Absenteeism: a 3-Step Analytics Approach

You probably hate it when you feel sick – and so does your boss. Absenteeism is a real problem. The U.S. spends $84 billion per annum on absenteeism. This boils down to $560 per employee. The UK spends on average $890 per employee. In the Netherlands, this number is $1,545.

I specifically mention the Netherlands because we recently started an exciting analytics project in the Netherlands. This project solely focuses on the issue of long-term absenteeism. The scope of the project is first to provide accurate and new insights on long-term absenteeism. Secondly, we aim to develop a statistical model to predict future absenteeism.

Since applying analytics to absenteeism is also new to us – and I have seldom heard one of my fellow analytics-enthusiasts talk about this specific application of analytics – I will share our insights and results with you as the project progresses.

Absenteeism Business Case

Analytics-Business-Case-Absenteeism-

The relatively high expenditure on absenteeism in the Netherlands is caused by a number of different factors. The Netherlands is characterized by a high level of social security and employee protection. For example, when an employee has a long-term physical or psychological disability, his or her company is obliged to pay the employee’s salary for up to 12 years.

You can imagine that organizations would want to prevent this. A severe burnout can prevent someone from working for a long time. This can potentially cost the organization over $500,000. That’s why long-term disabilities pose an enormous risk for employers, and why it is an excellent incentive to start applying HR analytics.

Absenteeism can’t be avoided entirely (e.g. seasonal flue or a chronic illness). Almost half of the total absenteeism costs in the Netherlands can be attributed to work-related issues. Many of these work-related issues are preventable because they are caused by, among other things, work pressure, stress, and problems with managers or colleagues.

In order to identify preventable absenteeism, you need to ‘run the numbers’. Next, we will go over the three steps you need to take to apply analytics on your absenteeism data and potentially save thousands, if not millions of dollars.


Step 1: Monitor

The first problem regarding absenteeism is that organizations are not always aware of the financial impact of absenteeism. This is usually caused by a lack of monitoring of the incidence, cause and cost. Not surprisingly, this is exactly the information you need to start analyzing long-term absenteeism.

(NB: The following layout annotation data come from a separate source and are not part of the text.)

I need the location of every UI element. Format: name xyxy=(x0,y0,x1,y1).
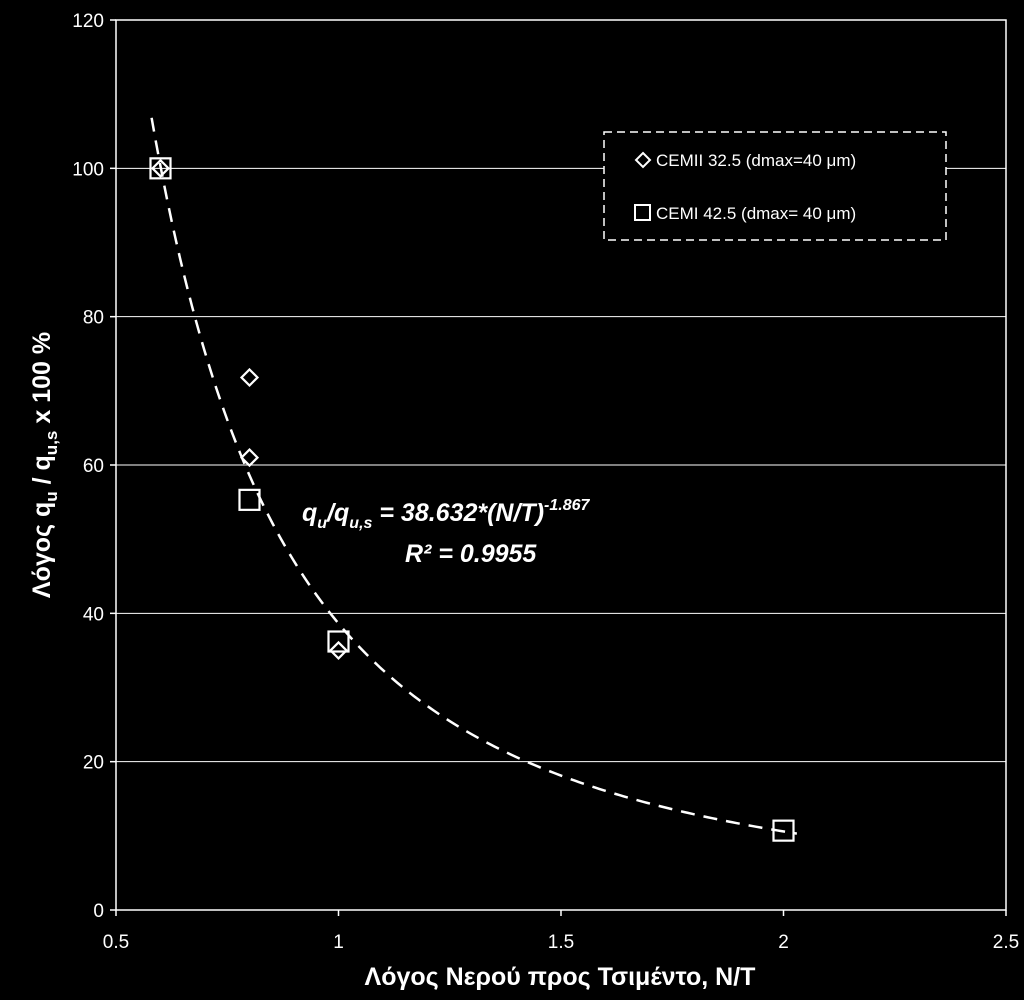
r-squared-label: R² = 0.9955 xyxy=(405,540,537,568)
x-tick-label-2: 1.5 xyxy=(548,932,574,953)
point-series-2-0 xyxy=(149,157,172,180)
legend-label-series-2: CEMI 42.5 (dmax= 40 μm) xyxy=(656,204,856,223)
legend: CEMII 32.5 (dmax=40 μm) CEMI 42.5 (dmax=… xyxy=(603,131,947,241)
legend-diamond-marker xyxy=(634,151,652,169)
y-tick-label-2: 40 xyxy=(83,604,104,625)
gridlines xyxy=(116,167,1006,763)
y-tick-label-3: 60 xyxy=(83,456,104,477)
y-tick-label-4: 80 xyxy=(83,308,104,329)
y-axis-title: Λόγος qu / qu,s x 100 % xyxy=(28,332,61,598)
trend-equation: qu/qu,s = 38.632*(N/T)-1.867 xyxy=(302,497,591,532)
point-series-1-2 xyxy=(239,448,260,468)
y-axis-ticks: 0 20 40 60 80 100 120 xyxy=(72,11,116,922)
y-tick-label-0: 0 xyxy=(93,901,104,922)
y-tick-label-5: 100 xyxy=(72,159,104,180)
x-axis-title: Λόγος Νερού προς Τσιμέντο, Ν/Τ xyxy=(365,963,756,991)
point-series-1-0 xyxy=(150,158,171,178)
point-series-2-3 xyxy=(772,819,795,842)
point-series-1-1 xyxy=(239,367,260,388)
point-series-1-3 xyxy=(328,640,349,660)
x-tick-label-1: 1 xyxy=(333,932,344,953)
legend-label-series-1: CEMII 32.5 (dmax=40 μm) xyxy=(656,151,856,170)
y-tick-label-6: 120 xyxy=(72,11,104,32)
legend-square-marker xyxy=(634,204,651,221)
x-tick-label-3: 2 xyxy=(778,932,789,953)
x-tick-label-0: 0.5 xyxy=(103,932,129,953)
x-axis-ticks: 0.5 1 1.5 2 2.5 xyxy=(103,910,1019,953)
x-tick-label-4: 2.5 xyxy=(993,932,1019,953)
y-tick-label-1: 20 xyxy=(83,753,104,774)
data-points xyxy=(149,157,795,842)
point-series-2-2 xyxy=(327,630,350,653)
legend-box xyxy=(603,131,947,241)
point-series-2-1 xyxy=(238,488,261,511)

So, how do we track and prevent absenteeism?

In order to obtain a clear picture of the impact of absenteeism, organizations need to track and monitor it systematically. Depending on the organization and country, detailed data might already be available; as in the case of the Netherlands. The Netherlands is an interesting country to track absenteeism analytics. Because of the country’s strict regulations, Dutch companies are required to track absenteeism, which means that they already have access to more detailed data than a vast amount of companies in other countries.

Closely monitoring absenteeism also helps organizations compare their scores to the rest of the market. Employees working for the best performing companies in the UK – in terms of absenteeism – have 3 days of absence per employee per annum on average. However, in the worst performing organizations, employees have an average of 9 days of absence per employee per annum.

In addition, monitoring also helps to see where in the organization absenteeism is most prevalent (Report by the Confederation of British Industries, 2013).

Step 2: Collect and analyze data

Monitoring is an important first step, but it is not yet enough. Preventable absenteeism is often the consequence of deeper issues, like a conflict with a manager or work stress. Most companies use annual engagement and well-being surveys. Factors such as satisfaction, organizational commitment, work engagement and well-being, play an important role in both voluntary and involuntary absenteeism. In addition, they provide important clues as to what could potentially cause the prevalence of absenteeism in the organization.

The next step is to analyze the absenteeism data in order to find what causes it. Since most organizations already collect both absenteeism and relevant survey data, it is relatively easy to study the interaction of these variables over time. This helps identifying cause-and-effect relationships: e.g. research by Schaufeli, Leiter and Maslach (2009) found that higher levels of engagement were associated with a lower frequency of absence. A similar effect was also reported for commitment to the organization (Somers, 1995). All these factors are often already measured by organizations and help you analyze and, eventually, predict absenteeism.

Step 3: Take action

Act-on-absenteeism

The moment you are able to identify the causes of absenteeism, you are able to do something about it. This can help you to proactively prevent or lower absenteeism in your company. Different causes require different solutions. Absenteeism caused by work stress requires a different approach than absenteeism caused by conflict with supervisors (this is another major cause for absenteeism that is relatively easy to measure by means of an employee survey; Geurts, Schaufely & Buunk, 1993). For example, research shows that employees cope with stress much better when they have autonomy, social support and opportunities for personal growth (Schaufeli, Bakker & Rhenen, 2009). Absenteeism caused by a conflict with one’s supervisor has to be resolved in an entirely different way.


Monitoring and analyzing absenteeism is not only beneficial to get a grip on absenteeism, it can potentially save an organization millions of dollars. We want to analyze and eventually predict absenteeism in the coming months. First, we will research the most important predictors of absenteeism. We will keep you updated!